Egyptian and German experts have successfully restored the lost colors and glimmering metals that once enlivened ancient Egypt’s second largest, and perhaps best preserved, temple. Since 2021, Egypt’s Ministry of Tourism and Antiquities has worked alongside Germany’s University of Würzburg to clean and preserve the Temple of Edfu, which is devoted to the falcon god Horus and situated along the Nile’s west bank, just below the river’s midway point.
This week, ahead of the country’s winter tourism rush, the ministry announced the endeavor’s first triumphs in reviving the original red and blue hues that graced the temple’s thoroughly ornamented walls for thousands of years. These colors, which ancient craftsmen sometimes added atop their carvings to correct them, also clarify elements of the extensive inscriptions’ scenes, such as their clothing and offerings. Thus, this restoration is further elucidating the nature of ancient Egypt’s Ptolemaic beliefs, which merged the area’s preexisting culture with encroaching Hellenic influences.
Construction on the Temple of Edfu began under King Ptolemy III Ergetes (who served from 246 to 222 B.C.E., at the height of the Ptolemaic dynasty), then concluded around 57 B.C.E., amid the two-part reign of King Ptolemy XII Auletes, one of the last Ptolemaic rulers. The temple’s ruin began when the Roman Emperor Theodosius I banned non-Christian worship, in 391 C.E.. Today, it is a trove of insight into the era’s language, mythology, and religious rites.
To restore the monumental site, which measures nearly 450 feet long, 250 feet wide, and up to 115 feet tall, researchers carefully removed the centuries’ worth of dirt, bird droppings, soot, and salt deposits obscuring its polychromy. As supervisor Ahmed Abdel Nabi explained, the colors they found “are currently being examined, analyzed, and restored.” Although new pigments are being applied as part of that restoration, they will remain true to the temple’s original appearance.
There, Dr. Ayman Ashmawy, head of the Egyptian Antiquities sector, also noted that the team has found text in the temple indicating that “some of the buildings in it were covered with layers of thick metal foil made of [gilded] copper.” Small holes in the temple walls, along with fragile golden flecks high above its storied shrine to the Sacred Barque of Horus, offer the only evidence of this ornamentation.
Meanwhile, in the Holy of Holies chamber, researchers have uncovered demotic script, a simplified version of ancient Egyptian cursive.
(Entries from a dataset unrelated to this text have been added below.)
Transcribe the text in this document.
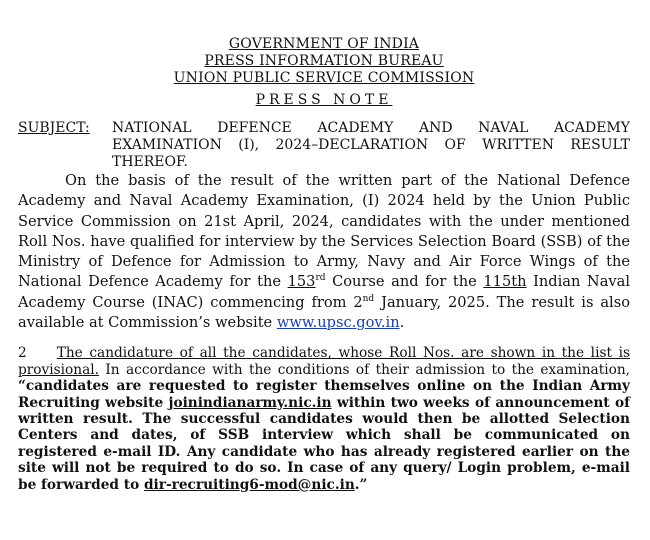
GOVERNMENT OF INDIA
PRESS INFORMATION BUREAU
UNION PUBLIC SERVICE COMMISSION
PRESS NOTE
SUBJECT:	NATIONAL DEFENCE ACADEMY AND NAVAL ACADEMY EXAMINATION (I), 2024–DECLARATION OF WRITTEN RESULT THEREOF.

On the basis of the result of the written part of the National Defence Academy and Naval Academy Examination, (I) 2024 held by the Union Public Service Commission on 21st April, 2024, candidates with the under mentioned Roll Nos. have qualified for interview by the Services Selection Board (SSB) of the Ministry of Defence for Admission to Army, Navy and Air Force Wings of the National Defence Academy for the 153rd Course and for the 115th Indian Naval Academy Course (INAC) commencing from 2nd January, 2025. The result is also available at Commission’s website www.upsc.gov.in.

2 The candidature of all the candidates, whose Roll Nos. are shown in the list is provisional. In accordance with the conditions of their admission to the examination, “candidates are requested to register themselves online on the Indian Army Recruiting website joinindianarmy.nic.in within two weeks of announcement of written result. The successful candidates would then be allotted Selection Centers and dates, of SSB interview which shall be communicated on registered e-mail ID. Any candidate who has already registered earlier on the site will not be required to do so. In case of any query/ Login problem, e-mail be forwarded to dir-recruiting6-mod@nic.in.”
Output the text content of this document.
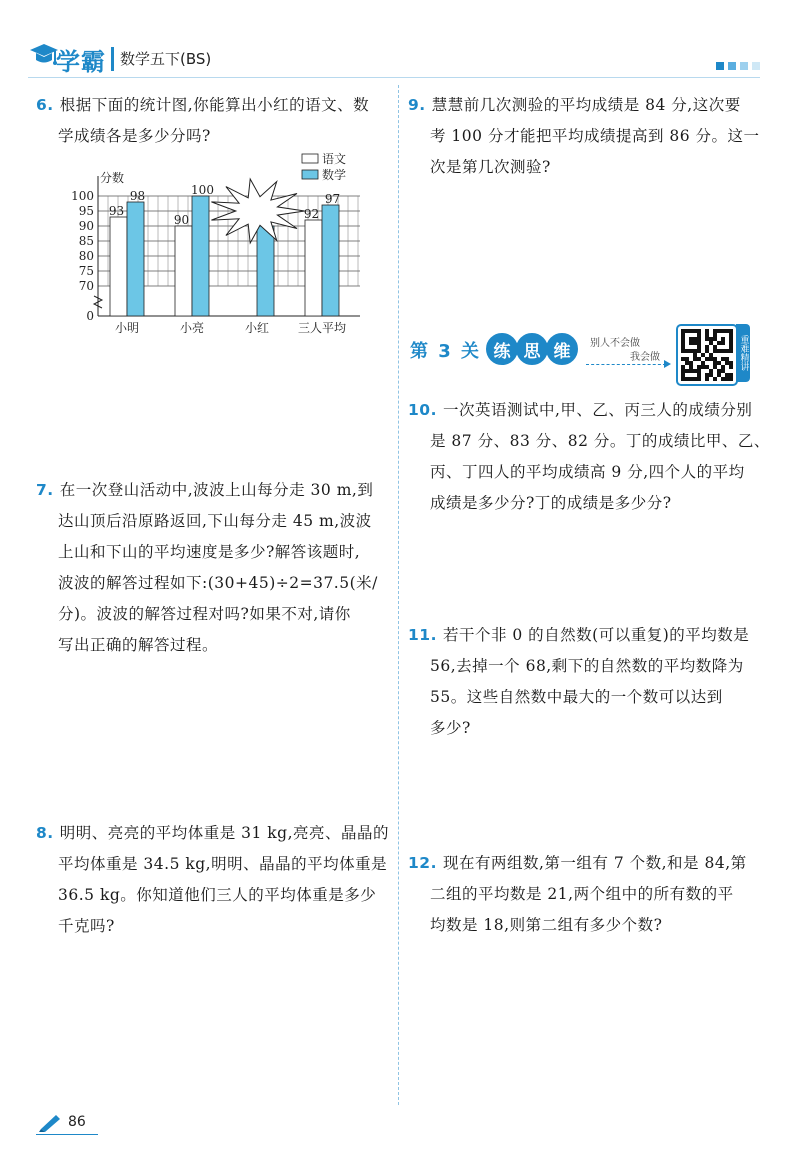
学霸 数学五下(BS)
6. 根据下面的统计图,你能算出小红的语文、数
学成绩各是多少分吗?
分数
0
70
75
80
85
90
95
100
小明
93
98
小亮
90
100
小红 三人平均
92
97
语文
数学
7. 在一次登山活动中,波波上山每分走 30 m,到
达山顶后沿原路返回,下山每分走 45 m,波波
上山和下山的平均速度是多少?解答该题时,
波波的解答过程如下:(30+45)÷2=37.5(米/
分)。波波的解答过程对吗?如果不对,请你
写出正确的解答过程。
8. 明明、亮亮的平均体重是 31 kg,亮亮、晶晶的
平均体重是 34.5 kg,明明、晶晶的平均体重是
36.5 kg。你知道他们三人的平均体重是多少
千克吗?
9. 慧慧前几次测验的平均成绩是 84 分,这次要
考 100 分才能把平均成绩提高到 86 分。这一
次是第几次测验?
第 3 关 练 思 维	别人不会做
我会做	重难精讲
10. 一次英语测试中,甲、乙、丙三人的成绩分别
是 87 分、83 分、82 分。丁的成绩比甲、乙、
丙、丁四人的平均成绩高 9 分,四个人的平均
成绩是多少分?丁的成绩是多少分?
11. 若干个非 0 的自然数(可以重复)的平均数是
56,去掉一个 68,剩下的自然数的平均数降为
55。这些自然数中最大的一个数可以达到
多少?
12. 现在有两组数,第一组有 7 个数,和是 84,第
二组的平均数是 21,两个组中的所有数的平
均数是 18,则第二组有多少个数?
86
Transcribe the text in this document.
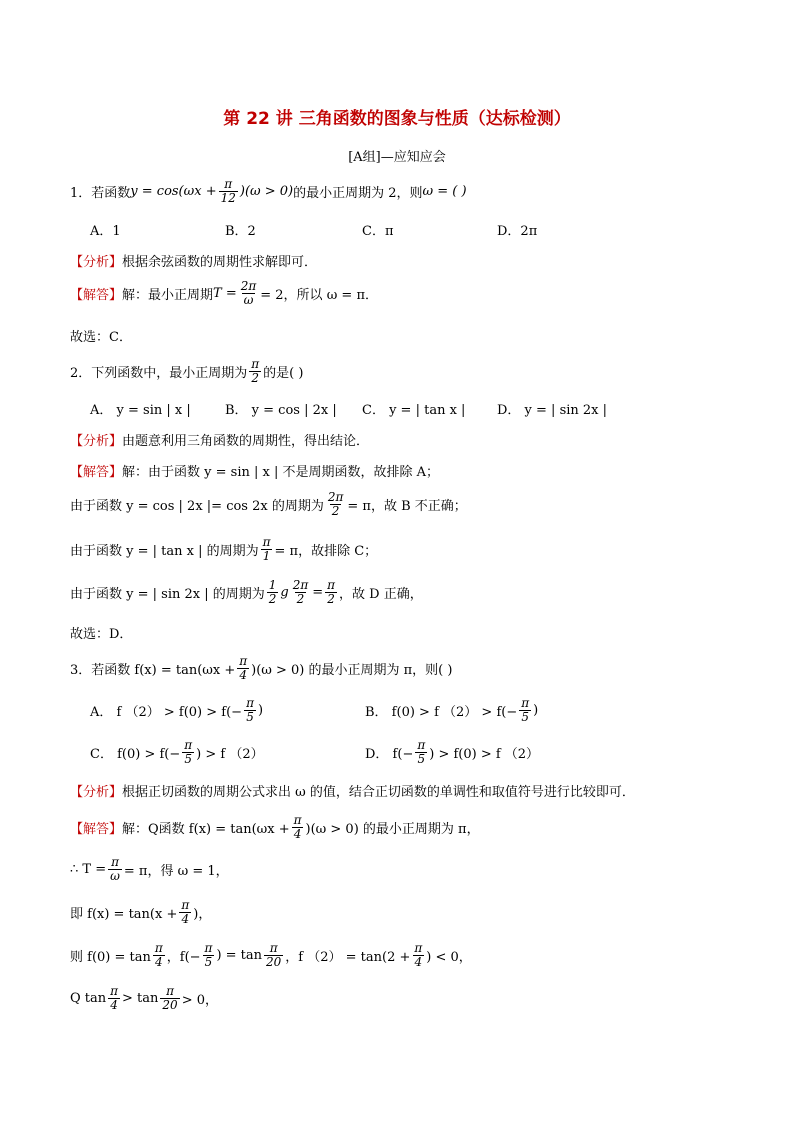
第 22 讲 三角函数的图象与性质（达标检测）
[A组]—应知应会
1．若函数 $y = \cos(\omega x + \frac{\pi}{12} )(\omega > 0)$ 的最小正周期为 2，则 ω = ( )
A．1	B．2	C．π	D．2π
【分析】 根据余弦函数的周期性求解即可．
【解答】 解：最小正周期 $T = \frac{2\pi}{\omega} = 2$，所以 ω = π．
故选：C．
2．下列函数中，最小正周期为 $\frac{\pi}{2}$ 的是( )
A． y = sin | x |	B． y = cos | 2x | C． y = | tan x | D． y = | sin 2x |
【分析】 由题意利用三角函数的周期性，得出结论．
【解答】 解：由于函数 y = sin | x | 不是周期函数，故排除 A；
由于函数 y = cos | 2x |= cos 2x 的周期为 $\frac{2\pi}{2} = \pi$，故 B 不正确；
由于函数 y = | tan x | 的周期为 $\frac{\pi}{1} = \pi$，故排除 C；
由于函数 y = | sin 2x | 的周期为 $\frac{1}{2}$ g $\frac{2\pi}{2} = \frac{\pi}{2}$ ，故 D 正确，
故选：D．
3．若函数 $f(x) = \tan(\omega x + \frac{\pi}{4} )(\omega > 0)$ 的最小正周期为 π，则( )
A． f $(2) > f(0) > f(- \frac{\pi}{5}$ )	B． f(0) > f $(2) > f(- \frac{\pi}{5}$ )
C． $f(0) > f(- \frac{\pi}{5}$ ) > f （2）	D． $f(- \frac{\pi}{5}$ ) > f(0) > f （2）
【分析】 根据正切函数的周期公式求出 ω 的值，结合正切函数的单调性和取值符号进行比较即可．
【解答】 解：Q函数 $f(x) = \tan(\omega x + \frac{\pi}{4} )(\omega > 0)$ 的最小正周期为 π，
∴ $T = \frac{\pi}{\omega} = \pi$，得 ω = 1，
即 $f(x) = \tan(x + \frac{\pi}{4}$ )，
则 $f(0) = \tan \frac{\pi}{4}$ ，$f(- \frac{\pi}{5}$ ) = $\tan \frac{\pi}{20}$ ，f $(2) = \tan(2 + \frac{\pi}{4}$ ) < 0，
Q $\tan \frac{\pi}{4} > \tan \frac{\pi}{20} > 0$，
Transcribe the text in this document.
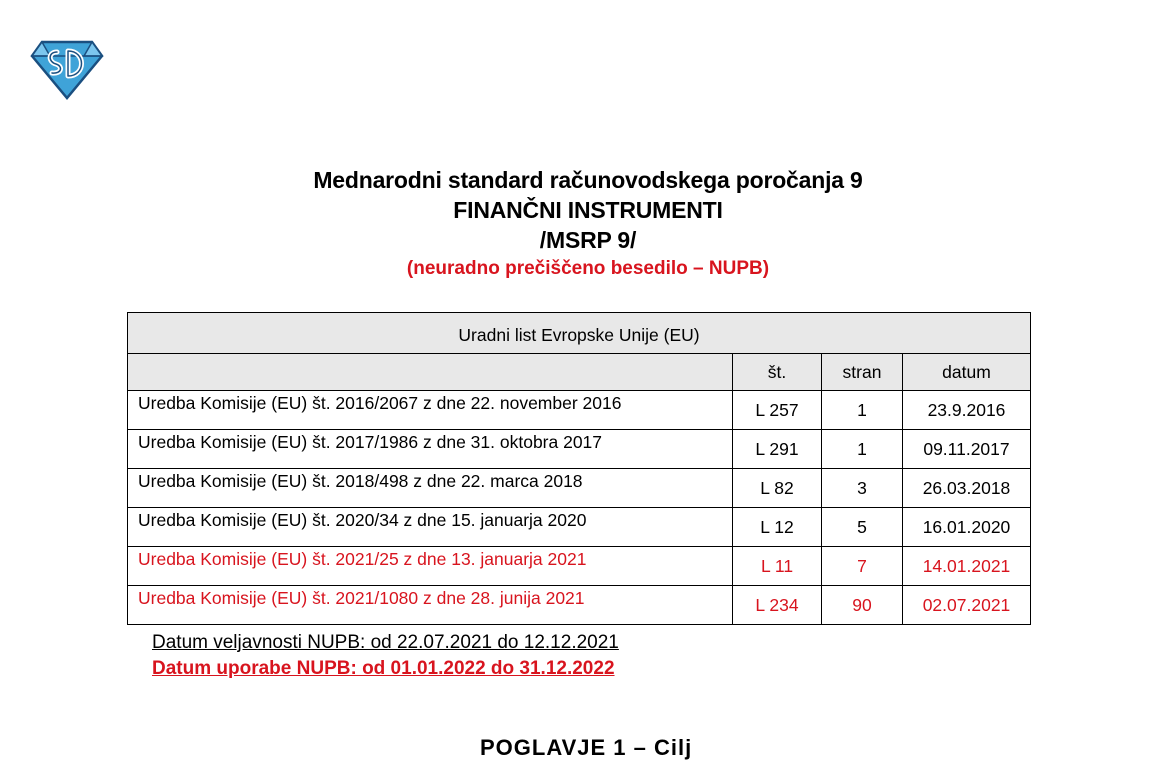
Mednarodni standard računovodskega poročanja 9
FINANČNI INSTRUMENTI
/MSRP 9/
(neuradno prečiščeno besedilo – NUPB)
Uradni list Evropske Unije (EU)			
	št.	stran	datum
Uredba Komisije (EU) št. 2016/2067 z dne 22. november 2016	L 257	1	23.9.2016
Uredba Komisije (EU) št. 2017/1986 z dne 31. oktobra 2017	L 291	1	09.11.2017
Uredba Komisije (EU) št. 2018/498 z dne 22. marca 2018	L 82	3	26.03.2018
Uredba Komisije (EU) št. 2020/34 z dne 15. januarja 2020	L 12	5	16.01.2020
Uredba Komisije (EU) št. 2021/25 z dne 13. januarja 2021	L 11	7	14.01.2021
Uredba Komisije (EU) št. 2021/1080 z dne 28. junija 2021	L 234	90	02.07.2021
Datum veljavnosti NUPB: od 22.07.2021 do 12.12.2021
Datum uporabe NUPB: od 01.01.2022 do 31.12.2022
POGLAVJE 1 – Cilj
These ink writings offer direct testimony and prayers to Horus from the temple’s priests—a striking find, given that such accounts typically appear throughout temples’ outer perimeters, or around their entryways. Traces of gold gilding appeared inside the Temple of Edfu, too, deifying its reliefs of royal jewelry, insignias, and, of course, the gods—especially when the sunlight hit them.
In an effort to continue learning more about the Temple of Edfu, as well as the wider culture of Ptolemaic ancient Egypt, the team will continue cleaning its walls and eventually publish its texts and scenes digitally, to create a more accurate resource than those amassed over the past century.